How did Trump get elected?

After Trump’s surprise election in 2016, Eric Silverman and I wanted to look at Twitter to try and see if it would give us many insights into why this happened. We found a new group of Trump supporters added to, and effectively took over from, an older group of more traditional Republican Party (GOP) supporters during Trump’s campaign. Surprisingly, there was little evidence of Russian infiltration in this new group. We argue that a highly motivated movement of disaffected people played an important role in generating a new wave of support for Trump. The addition of this new support to traditional GOP support, was enough to push him over the bar in several key states in the election.

For more information, we wrote the work up for publication in PLOS One. We also wrote a follow up article in The Conversation.

The figure shows groups we found on Twitter which were associated with Trump’s campaign. The thickness of lines between groups represents how often accounts from a group follow accounts in the linked group.

We found that accounts in the older Republican group (see a in previous figure) switched from following one-another to following accounts in the Trump group (see b in previous figure) .

After the 2012 election, there was a shift from following accounts in the GOP group to following accounts in the Trump group. The time traces show the proportions of accounts that were followed in the Trump (orange line), Alt-right (purple dash-dotted line), or GOP (red dashed line) groups, averaged over each member in the originating GOP group. Events shown: p, Tax Day Events on 12 April 2009 associated with the Tea Party Movement; q, 2012 US elections on 6 November 2012; r Trump’s election campaign announcement on 16 June 2015; s 2016 US elections on 5 November 2016.

Newspeak House’s Network

I have just started as a fellow at Newspeak House. I thought it would be interesting to build a map of the accounts clustered around Newspeak’s Twitter Page. The map I generated shows all the different civic groups which are associated with the Newspeak and how they follow one another. Everything from AI, machine learning, and open data groups, to journalists, social entrepreneurs,  games, arts and the public sector. Political technology…

The grouping is done so that members of each group tend to follow other accounts in the same group. The widths of the arrows and self-loops represent how often accounts from one group follow accounts in the linked group. A second algorithm annotates each group according to which biographical words they use more commonly than the other groups.

Mapping cooperative / community Twitter accounts

I was interested in looking at how cooperative or community organisations use Twitter. Similar organisations will tend to follow each other on Twitter so it might be possible to generate groups of cooperative accounts that share something in common. This can be useful for helping people discover cooperative organisations, or connect into networks of cooperative organisations that are already there.

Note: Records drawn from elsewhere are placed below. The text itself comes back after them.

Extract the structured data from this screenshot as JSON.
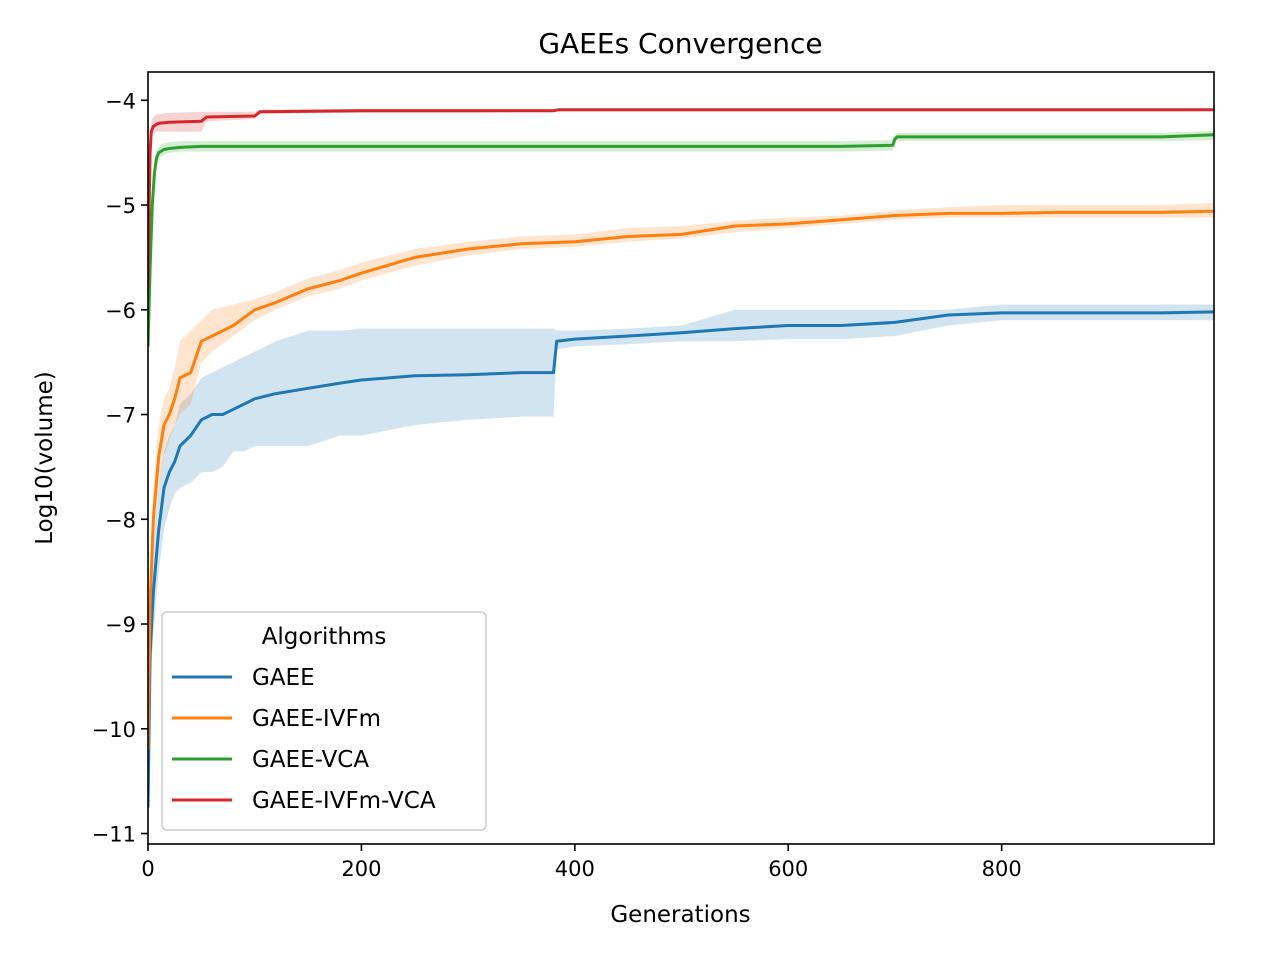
{
  "chart_data": {
    "type": "line",
    "title": "GAEEs Convergence",
    "xlabel": "Generations",
    "ylabel": "Log10(volume)",
    "xlim": [
      0,
      999
    ],
    "ylim": [
      -11.1,
      -3.73
    ],
    "x_ticks": [
      0,
      200,
      400,
      600,
      800
    ],
    "x_tick_labels": [
      "0",
      "200",
      "400",
      "600",
      "800"
    ],
    "y_ticks": [
      -4,
      -5,
      -6,
      -7,
      -8,
      -9,
      -10,
      -11
    ],
    "y_tick_labels": [
      "−4",
      "−5",
      "−6",
      "−7",
      "−8",
      "−9",
      "−10",
      "−11"
    ],
    "grid": false,
    "legend": {
      "title": "Algorithms",
      "placement": "lower-left"
    },
    "series": [
      {
        "name": "GAEE",
        "color": "#1f77b4",
        "x": [
          0,
          2,
          5,
          10,
          15,
          20,
          25,
          30,
          40,
          50,
          60,
          70,
          80,
          90,
          100,
          120,
          150,
          180,
          200,
          250,
          300,
          350,
          380,
          383,
          400,
          450,
          500,
          550,
          600,
          650,
          700,
          750,
          800,
          850,
          900,
          950,
          999
        ],
        "y": [
          -10.75,
          -9.3,
          -8.7,
          -8.1,
          -7.7,
          -7.55,
          -7.45,
          -7.3,
          -7.2,
          -7.05,
          -7.0,
          -7.0,
          -6.95,
          -6.9,
          -6.85,
          -6.8,
          -6.75,
          -6.7,
          -6.67,
          -6.63,
          -6.62,
          -6.6,
          -6.6,
          -6.3,
          -6.28,
          -6.25,
          -6.22,
          -6.18,
          -6.15,
          -6.15,
          -6.12,
          -6.05,
          -6.03,
          -6.03,
          -6.03,
          -6.03,
          -6.02
        ],
        "band_lower": [
          -10.75,
          -9.6,
          -9.1,
          -8.5,
          -8.1,
          -7.9,
          -7.75,
          -7.7,
          -7.65,
          -7.55,
          -7.55,
          -7.5,
          -7.35,
          -7.35,
          -7.3,
          -7.3,
          -7.3,
          -7.2,
          -7.2,
          -7.1,
          -7.05,
          -7.02,
          -7.02,
          -6.38,
          -6.35,
          -6.33,
          -6.3,
          -6.3,
          -6.28,
          -6.28,
          -6.25,
          -6.15,
          -6.1,
          -6.1,
          -6.1,
          -6.1,
          -6.1
        ],
        "band_upper": [
          -10.75,
          -9.0,
          -8.3,
          -7.7,
          -7.35,
          -7.2,
          -7.1,
          -6.9,
          -6.8,
          -6.65,
          -6.6,
          -6.55,
          -6.5,
          -6.45,
          -6.4,
          -6.3,
          -6.2,
          -6.2,
          -6.18,
          -6.18,
          -6.18,
          -6.18,
          -6.18,
          -6.2,
          -6.2,
          -6.18,
          -6.15,
          -6.0,
          -6.0,
          -6.0,
          -6.0,
          -6.0,
          -5.95,
          -5.95,
          -5.95,
          -5.95,
          -5.95
        ]
      },
      {
        "name": "GAEE-IVFm",
        "color": "#ff7f0e",
        "x": [
          0,
          2,
          5,
          10,
          15,
          20,
          25,
          30,
          40,
          50,
          60,
          80,
          100,
          120,
          150,
          180,
          200,
          250,
          300,
          350,
          400,
          450,
          500,
          550,
          600,
          650,
          700,
          750,
          800,
          850,
          900,
          950,
          999
        ],
        "y": [
          -10.2,
          -8.8,
          -8.0,
          -7.4,
          -7.1,
          -7.0,
          -6.85,
          -6.65,
          -6.6,
          -6.3,
          -6.25,
          -6.15,
          -6.0,
          -5.93,
          -5.8,
          -5.72,
          -5.65,
          -5.5,
          -5.42,
          -5.37,
          -5.35,
          -5.3,
          -5.28,
          -5.2,
          -5.18,
          -5.14,
          -5.1,
          -5.08,
          -5.08,
          -5.07,
          -5.07,
          -5.07,
          -5.06
        ],
        "band_lower": [
          -10.2,
          -9.1,
          -8.3,
          -7.7,
          -7.4,
          -7.25,
          -7.1,
          -7.0,
          -6.9,
          -6.5,
          -6.4,
          -6.25,
          -6.1,
          -6.0,
          -5.87,
          -5.8,
          -5.72,
          -5.58,
          -5.48,
          -5.42,
          -5.4,
          -5.35,
          -5.32,
          -5.26,
          -5.22,
          -5.18,
          -5.14,
          -5.12,
          -5.12,
          -5.12,
          -5.12,
          -5.12,
          -5.12
        ],
        "band_upper": [
          -10.2,
          -8.5,
          -7.7,
          -7.1,
          -6.85,
          -6.75,
          -6.55,
          -6.3,
          -6.2,
          -6.1,
          -6.0,
          -5.95,
          -5.9,
          -5.83,
          -5.7,
          -5.62,
          -5.55,
          -5.42,
          -5.35,
          -5.3,
          -5.28,
          -5.22,
          -5.2,
          -5.15,
          -5.12,
          -5.1,
          -5.05,
          -5.02,
          -5.0,
          -5.0,
          -5.0,
          -5.0,
          -4.98
        ]
      },
      {
        "name": "GAEE-VCA",
        "color": "#2ca02c",
        "x": [
          0,
          2,
          4,
          6,
          8,
          10,
          15,
          20,
          30,
          50,
          100,
          200,
          300,
          400,
          500,
          600,
          650,
          698,
          700,
          702,
          750,
          800,
          850,
          900,
          950,
          999
        ],
        "y": [
          -6.35,
          -5.6,
          -5.0,
          -4.7,
          -4.55,
          -4.5,
          -4.47,
          -4.46,
          -4.45,
          -4.44,
          -4.44,
          -4.44,
          -4.44,
          -4.44,
          -4.44,
          -4.44,
          -4.44,
          -4.43,
          -4.37,
          -4.35,
          -4.35,
          -4.35,
          -4.35,
          -4.35,
          -4.35,
          -4.33
        ],
        "band_lower": [
          -6.35,
          -5.7,
          -5.1,
          -4.8,
          -4.62,
          -4.56,
          -4.52,
          -4.5,
          -4.49,
          -4.49,
          -4.49,
          -4.49,
          -4.49,
          -4.49,
          -4.49,
          -4.49,
          -4.49,
          -4.48,
          -4.41,
          -4.39,
          -4.39,
          -4.39,
          -4.39,
          -4.39,
          -4.39,
          -4.38
        ],
        "band_upper": [
          -6.35,
          -5.5,
          -4.9,
          -4.6,
          -4.48,
          -4.44,
          -4.41,
          -4.4,
          -4.39,
          -4.39,
          -4.39,
          -4.39,
          -4.39,
          -4.39,
          -4.39,
          -4.39,
          -4.39,
          -4.38,
          -4.33,
          -4.31,
          -4.31,
          -4.31,
          -4.31,
          -4.31,
          -4.31,
          -4.29
        ]
      },
      {
        "name": "GAEE-IVFm-VCA",
        "color": "#d62728",
        "x": [
          0,
          1,
          2,
          3,
          5,
          8,
          10,
          20,
          50,
          55,
          100,
          105,
          200,
          300,
          380,
          385,
          500,
          600,
          700,
          800,
          900,
          999
        ],
        "y": [
          -5.8,
          -5.0,
          -4.5,
          -4.3,
          -4.25,
          -4.23,
          -4.22,
          -4.21,
          -4.2,
          -4.16,
          -4.15,
          -4.11,
          -4.1,
          -4.1,
          -4.1,
          -4.09,
          -4.09,
          -4.09,
          -4.09,
          -4.09,
          -4.09,
          -4.09
        ],
        "band_lower": [
          -5.8,
          -5.1,
          -4.6,
          -4.38,
          -4.32,
          -4.3,
          -4.3,
          -4.3,
          -4.3,
          -4.2,
          -4.18,
          -4.13,
          -4.12,
          -4.12,
          -4.11,
          -4.1,
          -4.1,
          -4.1,
          -4.1,
          -4.1,
          -4.1,
          -4.1
        ],
        "band_upper": [
          -5.8,
          -4.9,
          -4.4,
          -4.2,
          -4.16,
          -4.14,
          -4.13,
          -4.12,
          -4.11,
          -4.11,
          -4.11,
          -4.09,
          -4.08,
          -4.08,
          -4.08,
          -4.08,
          -4.08,
          -4.08,
          -4.08,
          -4.08,
          -4.08,
          -4.08
        ]
      }
    ]
  }
}
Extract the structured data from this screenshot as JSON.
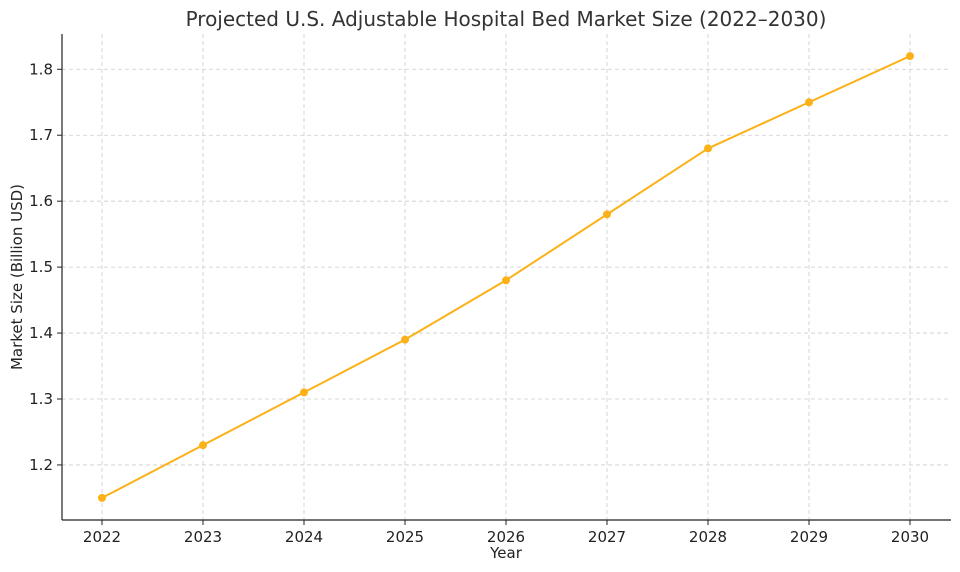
{
  "chart_data": {
    "type": "line",
    "title": "Projected U.S. Adjustable Hospital Bed Market Size (2022–2030)",
    "xlabel": "Year",
    "ylabel": "Market Size (Billion USD)",
    "x": [
      "2022",
      "2023",
      "2024",
      "2025",
      "2026",
      "2027",
      "2028",
      "2029",
      "2030"
    ],
    "series": [
      {
        "values": [
          1.15,
          1.23,
          1.31,
          1.39,
          1.48,
          1.58,
          1.68,
          1.75,
          1.82
        ]
      }
    ],
    "yticks": [
      1.2,
      1.3,
      1.4,
      1.5,
      1.6,
      1.7,
      1.8
    ],
    "ylim": [
      1.1165,
      1.8535
    ],
    "grid": true,
    "line_color": "#FBB117",
    "marker": "circle"
  }
}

I sampled over 200K accounts from Twitter which were clustered around the CooperativesUK twitter account. Here’s a map of the accounts I sampled.

The map shows the Twitter accounts collected into groups which share similar interests. As you can see, many of the groups are associated with a particular local area. Other groups are associated with topics like town planning, farming, sustainability, charities, finance, food, social care, etc.

The grouping is done so that members of each group tend to follow other accounts in the same group. The widths of the arrows and self-loops represent how often accounts from one group follow accounts in the linked group. A second algorithm annotates each group according to which biographical words they use more commonly than the other groups.

Identifying Twitter Tribes

I have developed a method of grouping Twitter accounts and classifying those groups using their language. This was covered by The Guardian and The Daily Mail. The sample shown was a broad sample of the complete Twitter web site, it is now possible to target the sampler to more specific groups.

Network of groups found on Twitter. Each group has words which they use unusually commonly. These words identify the group and some are shown. The links are sized according to the number of @mentions between the linked groups.

 

About me

Executive Director and Senior Research Scientist at the Observatory on Social Media at Indiana University.

I am interested in human social, group and political behaviour. I apply techniques from mathematical modelling and data science to this topic. I have done work identifying clusters of people on Twitter and understanding their language use. I have developed ways of sampling groups on Twitter and characterising them automatically. This can have great value for tracking social/political groups, understanding their dynamics, and targeting members of those groups.

I come from an academic background working in Computer Science and Mathematical Biology fields. I’ve studied social behaviour in a broad range of animals from slime mould, bees and aphids to online human behaviour on Twitter. This included studying how bee colonies are affected by stress from pesticides and other diseases. We showed how colonies subject to stress from pesticides can often be on a knife edge between growth and collapse.